Video postée sur YouTube montrant un commandant rebelle, utilisant le nom de Givi, fumant une cigarette pendant qu'une roquette tombe sur un usine à proximité.

Des reportages le présentent comme un ancien employé d’une corderie, qui a servi comme conscrit dans l’armée ukrainienne, avant de changer de camp. Il serait aujourd’hui à la tête d’un groupe de combattants de la région de Donetsk qui se fait appeler la "brigade Somalie".

Les médias russes, trop proches des rebelles ?


La vidéo des prisonniers de Donetsk a été postée sur un site internet d’un compte qui se fait appeler "Pavel Donbass", mais elle a toutes les caractéristiques d’un reportage travaillé. Difficile de dire qui précisément a filmé, mais à plusieurs reprises des micros des caméras de télévisions russes apparaissent dans le champ. On aperçoit des cameramen filmer l’arrivée des combattants, levant les bras et criant leur joie, sur le char depuis lequel ils jettent à terre les quatre prisonniers qu’ils vont humilier. Channel One Russia, Rossiya One, Life News : trois chaînes, les plus importantes de Russie, sont présentes pour filmer toute la scène. À plusieurs reprises d’ailleurs, les prisonniers sont placés devant les objectifs des caméras et contraints de parler.

Capture d'écran montrant un prisonnier ukrainien interrogé (à18'55) par Channel One Russia et Rossiya One, deux des principales chaines de télévision russes.

Il est possible que l’intégralité de ces images ait été filmé par la caméra de Life News : le logo rouge vif de la chaine a été inscrit sur certains extraits repris sur le site de la chaîne. Par ailleurs, le micro rouge apparaît à plusieurs reprises dans le cadre de la vidéo. France 24 n’a pas été en mesure de confirmer cette information auprès de la rédaction.

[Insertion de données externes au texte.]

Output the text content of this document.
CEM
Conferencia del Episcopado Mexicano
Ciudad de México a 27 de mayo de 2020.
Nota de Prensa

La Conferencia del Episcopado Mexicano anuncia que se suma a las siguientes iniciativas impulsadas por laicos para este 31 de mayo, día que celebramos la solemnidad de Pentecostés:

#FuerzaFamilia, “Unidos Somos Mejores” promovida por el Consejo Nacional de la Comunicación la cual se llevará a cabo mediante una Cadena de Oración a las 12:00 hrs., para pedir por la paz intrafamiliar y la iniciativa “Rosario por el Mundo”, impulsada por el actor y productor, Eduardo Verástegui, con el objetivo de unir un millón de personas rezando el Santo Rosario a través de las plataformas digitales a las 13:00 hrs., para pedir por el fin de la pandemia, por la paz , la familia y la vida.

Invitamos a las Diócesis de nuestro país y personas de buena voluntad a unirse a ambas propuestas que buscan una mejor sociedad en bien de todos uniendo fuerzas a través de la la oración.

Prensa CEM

Dans un article du journaliste français Pierre Sautreuil, Givi déclare que les journalistes russes "soutenant" les rebelles bénéficient de traitements spéciaux : "Il est normal que nous préférions les médias qui nous soutiennent", dit-il. Mais les journalistes russes sont régulièrement accusés d’aller trop loin et de faire fi des règles de déontologie journalistiques, comme lorsqu’ils diffusent des images de prisonniers se faisant maltraiter. Et le mélange de genres entre séparatistes et journalistes peut aller encore plus loin come dans une vidéo sur laquelle un soldat ukrainien blessé est harcelé de questions par un journaliste de Life News, lui répétant successivement les mêmes questions :

Comment vous êtes vous retrouvé ici ?
Dans quelle division avez-vous servi ?
Qui est resté en vie dans votre groupe ?
Qui conduisiez-vous ?
Étiez-vous seul dans le camion ?

La tonalité et la répétition des questions font davantage penser à un interrogatoire. Semyon Pegov, journaliste de Life News, s’est en tout cas défendu face aux diverses critiques adressées à la chaîne pour son manque d’éthique : "On retransmet ce qu’on voit ", a-t-il récemment déclaré dans une interview.